Chapter 10: RAG Evaluation & Observability (RAGAs)
In traditional software engineering, you write unit tests. If a function is supposed to return True but returns False, the test fails, and you do not merge your code.
In the world of Generative AI, traditional unit tests do not work. If the ground truth answer is "The sky is blue", and your RAG pipeline outputs "The atmosphere appears azure", a standard string-matching unit test will fail, even though the AI's answer is factually correct.
To deploy RAG into a production environment, you need a robust, automated evaluation framework. You cannot rely on "eyeballing" the answers. In this final chapter, we explore LLM-as-a-Judge and the RAGAs framework.
10.1 The RAGAs Framework
RAGAs (Retrieval Augmented Generation Assessment) is the industry standard for evaluating RAG pipelines. Instead of using Python assertions, RAGAs uses an LLM (usually GPT-4) as a judge to score your pipeline's outputs on a scale from 0.0 to 1.0.
RAGAs divides evaluation into four distinct metrics, allowing you to isolate exactly where your pipeline is failing:
Generation Metrics (The LLM's Performance)
- Faithfulness: Measures hallucinations. Does the answer contain facts that are not present in the retrieved context? If yes, the score drops.
- Answer Relevance: Does the answer actually address the user's question, or did it go on an unrelated tangent?
Retrieval Metrics (The Vector Database's Performance)
- Context Precision: Did the database retrieve the absolute best, most relevant chunks, and did it rank them at the very top (positions 1 and 2)?
- Context Recall: Did the retrieved chunks contain all the necessary information required to answer the question completely?
10.2 Implementing Automated Evaluation
To run an evaluation, you need a golden dataset: a list of predefined questions and their expected ground_truth answers.
You run those questions through your RAG pipeline to generate the contexts and the answers. Then, you pass all four variables to the RAGAs library.
from ragas import evaluate
from ragas.metrics import faithfulness, answer_relevancy, context_precision, context_recall
from datasets import Dataset
# 1. Your Golden Dataset
questions = ["What is our refund policy?"]
ground_truths = [["Customers get a full refund within 30 days of purchase."]]
# 2. Run your pipeline to get the actual results
answers = []
contexts = []
for q in questions:
result = rag_chain_with_sources.invoke(q) # From Chapter 6!
answers.append(result["answer"])
contexts.append([doc.page_content for doc in result["context"]])

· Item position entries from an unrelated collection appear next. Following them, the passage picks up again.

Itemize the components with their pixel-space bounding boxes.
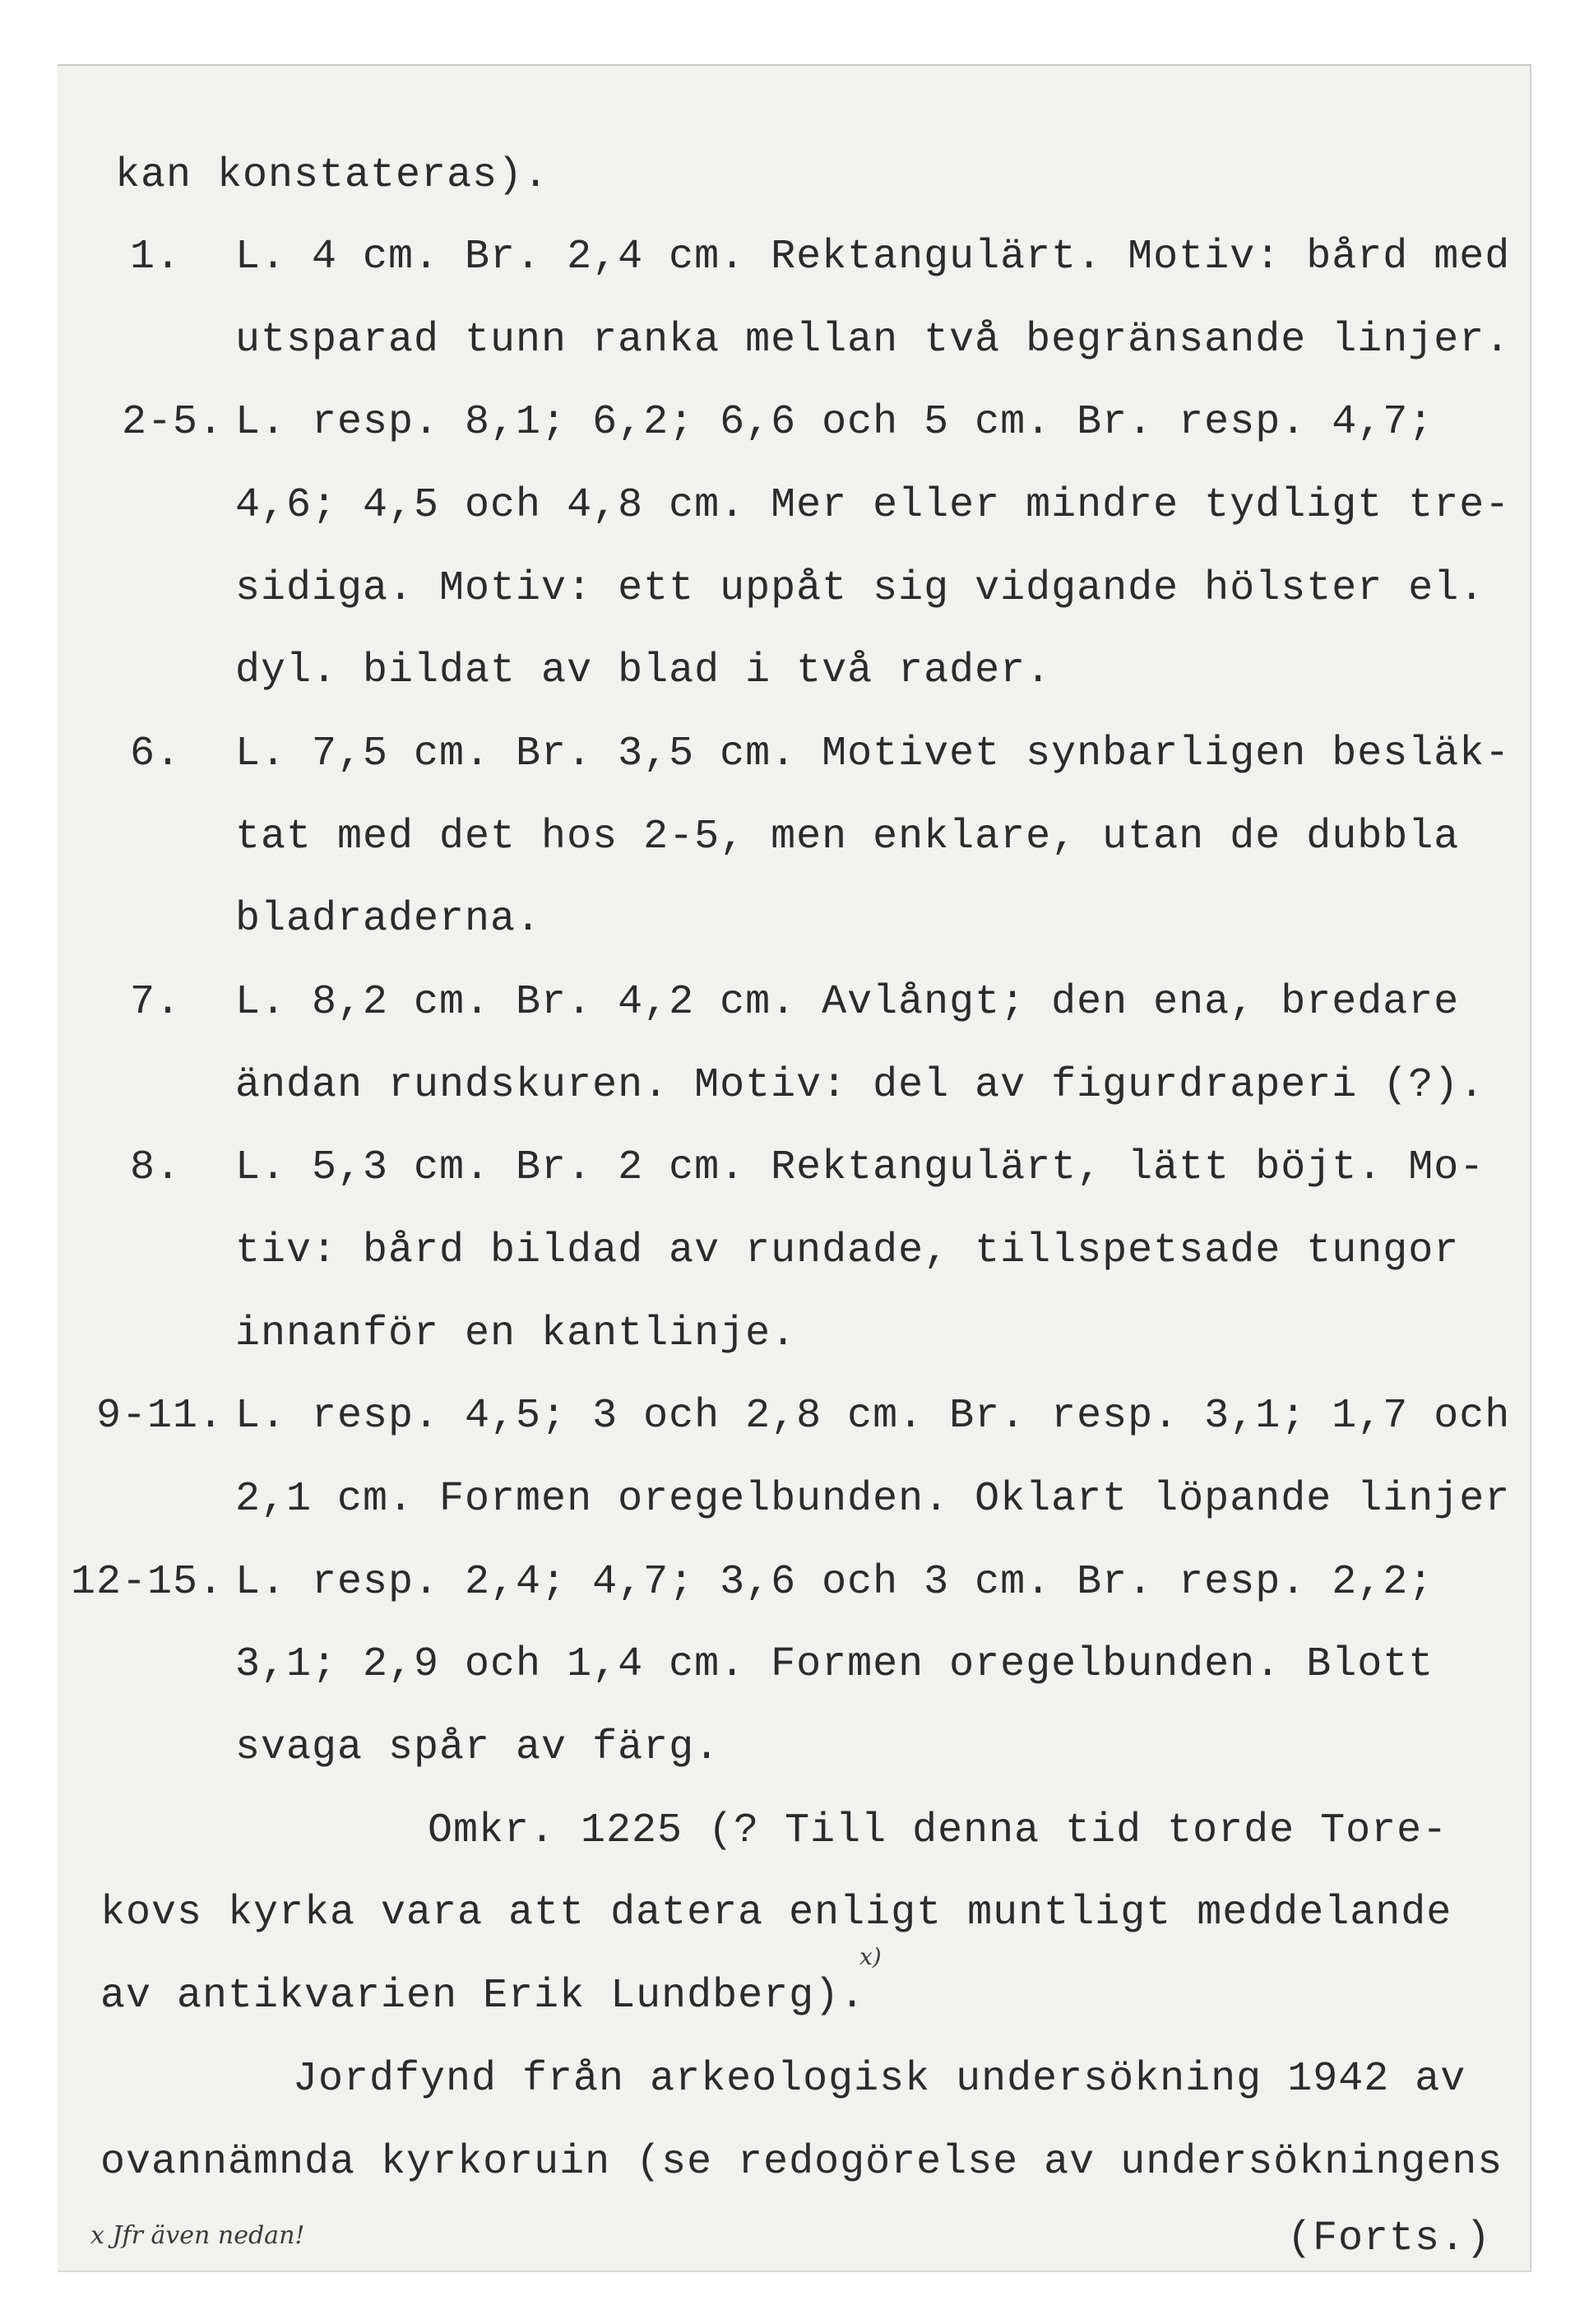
text-line: 3,1; 2,9 och 1,4 cm. Formen oregelbunden. Blott xyxy=(235,1641,1434,1688)
text-line: L. 5,3 cm. Br. 2 cm. Rektangulärt, lätt böjt. Mo- xyxy=(235,1144,1485,1191)
text-line: L. resp. 8,1; 6,2; 6,6 och 5 cm. Br. resp. 4,7; xyxy=(235,399,1434,446)
text-line: kovs kyrka vara att datera enligt muntligt meddelande xyxy=(100,1890,1452,1937)
text-line: sidiga. Motiv: ett uppåt sig vidgande hölster el. xyxy=(235,565,1485,612)
continued-label: (Forts.) xyxy=(1287,2215,1492,2262)
text-line: kan konstateras). xyxy=(115,152,549,199)
text-line: ovannämnda kyrkoruin (se redogörelse av undersökningens xyxy=(100,2139,1503,2186)
text-line: innanför en kantlinje. xyxy=(235,1310,797,1357)
text-line: utsparad tunn ranka mellan två begränsande linjer. xyxy=(235,317,1511,364)
text-line: L. resp. 2,4; 4,7; 3,6 och 3 cm. Br. resp. 2,2; xyxy=(235,1559,1434,1606)
text-line: 4,6; 4,5 och 4,8 cm. Mer eller mindre tydligt tre- xyxy=(235,482,1511,529)
footnote-mark: x) xyxy=(859,1943,882,1970)
text-line: L. 8,2 cm. Br. 4,2 cm. Avlångt; den ena, bredare xyxy=(235,979,1460,1026)
text-line: Jordfynd från arkeologisk undersökning 1942 av xyxy=(293,2056,1466,2103)
text-line: svaga spår av färg. xyxy=(235,1724,720,1771)
text-line: Omkr. 1225 (? Till denna tid torde Tore- xyxy=(428,1807,1448,1854)
text-line: bladraderna. xyxy=(235,896,542,943)
text-line: tat med det hos 2-5, men enklare, utan de dubbla xyxy=(235,814,1460,860)
item-number: 2-5. xyxy=(121,399,224,446)
text-line: L. resp. 4,5; 3 och 2,8 cm. Br. resp. 3,1; 1,7 och xyxy=(235,1393,1511,1440)
text-line: L. 7,5 cm. Br. 3,5 cm. Motivet synbarligen besläk- xyxy=(235,731,1511,777)
text-line: L. 4 cm. Br. 2,4 cm. Rektangulärt. Motiv: bård med xyxy=(235,234,1511,281)
text-line: 2,1 cm. Formen oregelbunden. Oklart löpande linjer xyxy=(235,1476,1511,1523)
text-line: av antikvarien Erik Lundberg). xyxy=(100,1973,866,2020)
text-line: tiv: bård bildad av rundade, tillspetsade tungor xyxy=(235,1227,1460,1274)
handwritten-note: x Jfr även nedan! xyxy=(90,2221,305,2250)
item-number: 8. xyxy=(129,1144,181,1191)
item-number: 9-11. xyxy=(95,1393,224,1440)
text-line: dyl. bildat av blad i två rader. xyxy=(235,647,1052,694)
document-page xyxy=(58,64,1531,2272)
text-line: ändan rundskuren. Motiv: del av figurdraperi (?). xyxy=(235,1062,1485,1109)
item-number: 12-15. xyxy=(70,1559,224,1606)
item-number: 1. xyxy=(129,234,181,281)
item-number: 7. xyxy=(129,979,181,1026)
item-number: 6. xyxy=(129,731,181,777)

# 3. Format the data for RAGAs
data = {
"question": questions,
"answer": answers,
"contexts": contexts,
"ground_truth": ground_truths
}
dataset = Dataset.from_dict(data)
# 4. Run the LLM-as-a-Judge Evaluation!
metrics = [faithfulness, answer_relevancy, context_precision, context_recall]
score = evaluate(dataset, metrics=metrics)
print(score)
# Output: {'faithfulness': 0.95, 'answer_relevancy': 0.88, 'context_precision': 0.92, 'context_recall': 1.0}
By adding this script to your CI/CD pipeline (e.g., GitHub Actions), you can automatically block a pull request if a change to the chunk size or embedding model causes the faithfulness score to drop below 0.90!
10.3 Observability with LangSmith
Metrics tell you that a problem occurred, but they don't tell you why.
If your RAG chain starts failing, debugging it in the terminal is a nightmare. Was the LLM prompt bad? Did the Multi-Query retriever hallucinate a bad search term? Did the Vector Database return empty results?
LangSmith is the ultimate observability platform for LangChain. With just two environment variables, it traces every single step of your LCEL pipeline and visualizes it in a web dashboard.
# In your terminal or .env file
export LANGCHAIN_TRACING_V2="true"
export LANGCHAIN_API_KEY="ls__your_api_key_here"
Once enabled, you don't need to change a single line of your Python code. Every invoke() call is logged. You can log into LangSmith and see a visual waterfall diagram of your execution:
- How long the retrieval took (in milliseconds).
- Exactly what the LLM prompt looked like after the variables were injected.
- The raw token usage and cost for that specific interaction.
Conclusion
Building a RAG pipeline is a journey from simple text scripts to complex, distributed cloud architectures.
You have mastered Document Loading, Semantic Chunking, Dense/Sparse Embeddings, Vector Indexing, Pure LCEL pipelines, Re-ranking, and Automated Evaluation. You now possess the skills to build, deploy, and maintain Enterprise-Grade Generative AI systems.
Congratulations, and happy building!